I numbly stumbled into the bathroom, which I had located after some trial-and-error escapades into random rooms, and sure enough, my glasses sat on the counter, undisturbed. After dumping my cargo in an unceremonious heap on the floor, I fumbled for them, sliding the things halfway across the counter before grabbing them in a fist and shoving them resolutely onto my face. My reflection followed suit and I thought, for a moment, that maybe it had a bit of a delay. I shook the feeling off, knowing it was ludicrous. Mirrors didn't have delays.
Fumbling despite my newly clear vision, I surveyed my blind selection of garb. Outlook not so good... I mused, quoting the magic eight ball that was one of my few prized possessions, but I can work with it. In my scramble I had grabbed a pair of jeans, a sweatshirt, three socks, a bra (thank God) and a t-shirt so worn it looked sheer. The pants had holes in the knees, and grass stains which came from the same fall that coloured the fabric directly below them a mottled reddish/brownish color. The bottle of medication had fallen to the floor and rolled under the counter, half forgotten.

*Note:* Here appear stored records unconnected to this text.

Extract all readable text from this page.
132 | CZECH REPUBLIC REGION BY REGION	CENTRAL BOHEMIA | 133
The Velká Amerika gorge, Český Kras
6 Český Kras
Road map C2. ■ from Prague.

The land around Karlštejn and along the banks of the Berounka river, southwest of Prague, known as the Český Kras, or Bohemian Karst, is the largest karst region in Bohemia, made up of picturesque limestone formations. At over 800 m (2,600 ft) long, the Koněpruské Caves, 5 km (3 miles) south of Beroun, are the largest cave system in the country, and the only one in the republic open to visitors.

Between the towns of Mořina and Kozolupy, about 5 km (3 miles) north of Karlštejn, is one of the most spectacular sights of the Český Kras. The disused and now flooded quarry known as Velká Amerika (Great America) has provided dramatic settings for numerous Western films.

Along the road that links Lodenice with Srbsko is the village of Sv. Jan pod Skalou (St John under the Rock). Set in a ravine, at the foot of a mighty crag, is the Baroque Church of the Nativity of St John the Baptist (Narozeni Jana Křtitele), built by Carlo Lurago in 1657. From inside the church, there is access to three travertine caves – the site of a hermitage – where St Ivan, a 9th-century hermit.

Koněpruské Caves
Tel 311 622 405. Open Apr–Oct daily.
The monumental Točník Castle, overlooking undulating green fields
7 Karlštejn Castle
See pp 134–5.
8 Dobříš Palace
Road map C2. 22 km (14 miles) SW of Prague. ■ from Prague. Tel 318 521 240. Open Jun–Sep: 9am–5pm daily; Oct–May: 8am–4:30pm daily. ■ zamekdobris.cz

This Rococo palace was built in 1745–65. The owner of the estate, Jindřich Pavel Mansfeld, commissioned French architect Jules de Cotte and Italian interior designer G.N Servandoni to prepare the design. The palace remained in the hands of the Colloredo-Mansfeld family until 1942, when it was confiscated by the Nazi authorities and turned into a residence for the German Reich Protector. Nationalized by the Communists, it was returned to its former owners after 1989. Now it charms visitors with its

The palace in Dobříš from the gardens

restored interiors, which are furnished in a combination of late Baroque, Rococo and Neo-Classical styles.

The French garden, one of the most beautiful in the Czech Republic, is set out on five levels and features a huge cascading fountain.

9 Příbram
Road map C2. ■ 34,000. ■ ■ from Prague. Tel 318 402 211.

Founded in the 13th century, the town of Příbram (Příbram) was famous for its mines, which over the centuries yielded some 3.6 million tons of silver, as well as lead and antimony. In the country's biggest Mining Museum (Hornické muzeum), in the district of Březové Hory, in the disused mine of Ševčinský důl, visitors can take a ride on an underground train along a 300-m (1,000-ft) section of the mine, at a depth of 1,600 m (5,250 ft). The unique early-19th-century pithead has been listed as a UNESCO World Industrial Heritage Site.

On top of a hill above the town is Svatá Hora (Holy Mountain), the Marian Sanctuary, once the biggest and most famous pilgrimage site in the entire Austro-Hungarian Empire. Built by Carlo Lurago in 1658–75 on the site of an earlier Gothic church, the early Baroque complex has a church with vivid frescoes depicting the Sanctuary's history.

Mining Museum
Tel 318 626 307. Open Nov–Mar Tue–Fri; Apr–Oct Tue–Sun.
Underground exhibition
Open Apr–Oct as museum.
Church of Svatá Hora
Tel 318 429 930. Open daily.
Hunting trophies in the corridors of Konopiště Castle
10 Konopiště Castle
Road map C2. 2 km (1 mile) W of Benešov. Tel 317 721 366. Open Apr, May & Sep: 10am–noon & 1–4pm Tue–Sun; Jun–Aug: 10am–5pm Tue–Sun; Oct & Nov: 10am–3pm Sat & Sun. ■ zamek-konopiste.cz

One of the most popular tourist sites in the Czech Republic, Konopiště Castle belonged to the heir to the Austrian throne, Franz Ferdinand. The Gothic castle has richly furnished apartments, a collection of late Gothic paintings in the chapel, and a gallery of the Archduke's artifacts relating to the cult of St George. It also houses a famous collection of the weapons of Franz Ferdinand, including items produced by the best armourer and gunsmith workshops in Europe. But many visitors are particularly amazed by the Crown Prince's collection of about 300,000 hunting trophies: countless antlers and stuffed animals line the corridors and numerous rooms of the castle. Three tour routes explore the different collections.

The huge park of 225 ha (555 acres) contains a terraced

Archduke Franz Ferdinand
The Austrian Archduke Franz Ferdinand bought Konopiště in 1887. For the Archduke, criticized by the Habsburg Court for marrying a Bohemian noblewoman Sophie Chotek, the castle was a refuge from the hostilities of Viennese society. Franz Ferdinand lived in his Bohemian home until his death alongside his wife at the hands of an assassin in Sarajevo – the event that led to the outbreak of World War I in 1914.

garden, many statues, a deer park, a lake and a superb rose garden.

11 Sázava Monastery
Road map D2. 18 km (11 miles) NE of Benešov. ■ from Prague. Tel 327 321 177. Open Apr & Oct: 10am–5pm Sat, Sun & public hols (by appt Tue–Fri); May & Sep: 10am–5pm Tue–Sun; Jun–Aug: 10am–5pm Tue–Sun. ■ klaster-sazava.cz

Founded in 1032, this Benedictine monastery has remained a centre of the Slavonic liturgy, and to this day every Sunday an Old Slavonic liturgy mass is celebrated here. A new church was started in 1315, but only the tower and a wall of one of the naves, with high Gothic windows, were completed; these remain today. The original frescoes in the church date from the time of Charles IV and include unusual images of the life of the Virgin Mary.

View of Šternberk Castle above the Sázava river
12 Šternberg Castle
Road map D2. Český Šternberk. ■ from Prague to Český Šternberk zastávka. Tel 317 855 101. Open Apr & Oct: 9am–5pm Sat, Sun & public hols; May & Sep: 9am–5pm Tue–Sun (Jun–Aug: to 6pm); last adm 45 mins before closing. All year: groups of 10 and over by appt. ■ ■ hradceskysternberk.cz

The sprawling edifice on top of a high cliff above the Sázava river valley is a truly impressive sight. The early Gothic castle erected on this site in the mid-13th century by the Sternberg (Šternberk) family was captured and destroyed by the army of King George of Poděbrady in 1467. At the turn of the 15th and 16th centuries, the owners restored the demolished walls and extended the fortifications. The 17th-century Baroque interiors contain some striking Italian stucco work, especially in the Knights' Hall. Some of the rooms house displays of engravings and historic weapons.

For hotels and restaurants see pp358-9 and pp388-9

Given my usual luck of the draw, the apparel I had provided myself with was surprisingly wearable, if not in the finest fashion sense. I shrugged my night clothes off and quickly changed into those that had found their way to my contemporary need. I kept my eyes averted from the mirror. It wasn't that I was ashamed of myself or overly self-conscious, it just seemed, I-don't-know... indecent somehow, to let my reflection watch me undress.

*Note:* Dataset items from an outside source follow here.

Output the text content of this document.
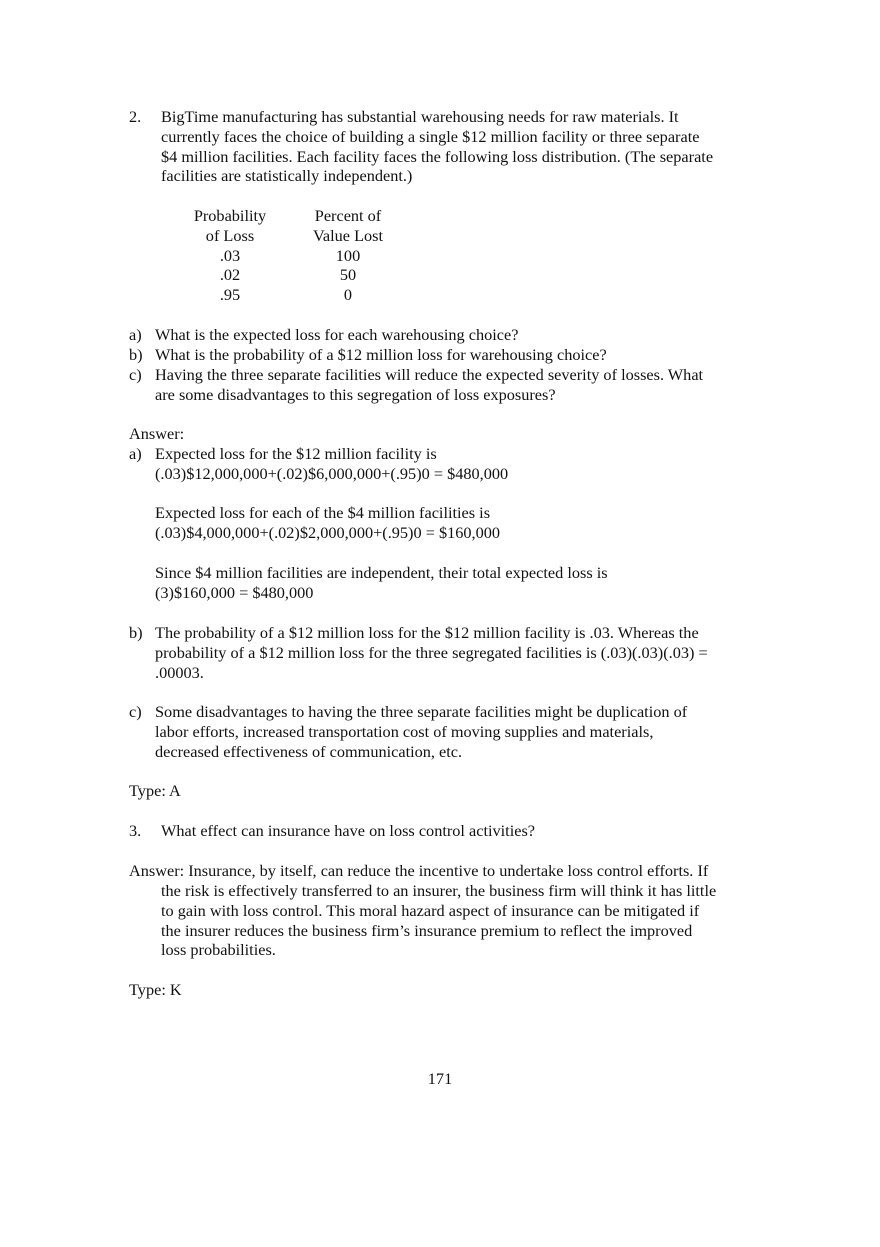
2. BigTime manufacturing has substantial warehousing needs for raw materials. It
currently faces the choice of building a single $12 million facility or three separate
$4 million facilities. Each facility faces the following loss distribution. (The separate
facilities are statistically independent.)
Probability
of Loss
.03
.02
.95
Percent of
Value Lost
100
50
0
a) What is the expected loss for each warehousing choice?
b) What is the probability of a $12 million loss for warehousing choice?
c) Having the three separate facilities will reduce the expected severity of losses. What
are some disadvantages to this segregation of loss exposures?
Answer:
a) Expected loss for the $12 million facility is
(.03)$12,000,000+(.02)$6,000,000+(.95)0 = $480,000
Expected loss for each of the $4 million facilities is
(.03)$4,000,000+(.02)$2,000,000+(.95)0 = $160,000
Since $4 million facilities are independent, their total expected loss is
(3)$160,000 = $480,000
b) The probability of a $12 million loss for the $12 million facility is .03. Whereas the
probability of a $12 million loss for the three segregated facilities is (.03)(.03)(.03) =
.00003.
c) Some disadvantages to having the three separate facilities might be duplication of
labor efforts, increased transportation cost of moving supplies and materials,
decreased effectiveness of communication, etc.
Type: A
3. What effect can insurance have on loss control activities?
Answer: Insurance, by itself, can reduce the incentive to undertake loss control efforts. If
the risk is effectively transferred to an insurer, the business firm will think it has little
to gain with loss control. This moral hazard aspect of insurance can be mitigated if
the insurer reduces the business firm’s insurance premium to reflect the improved
loss probabilities.
Type: K
171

Clothing passably (if not properly or perfectly) affixed, I ran my fingers uselessly through my long, dark, hopelessly tangled mass of hair. Managing to wrestle the beast into a semi-docile demeanor, I once again faced my doppleganger in the looking glass. We each simultaneously reached out and pressed our left fingertips to the protective glass surface. The expanse was as smooth as fresh printer paper and as cold as ice. I shivered. My twin grinned at me from the quicksilver depths. Taken off guard, I drew my hand from the glass to my mouth and felt there the curve of quirked lips. How peculiar- a sudden noise cut off my train of thought, shattering my lackadaisical mood and sending me rigid.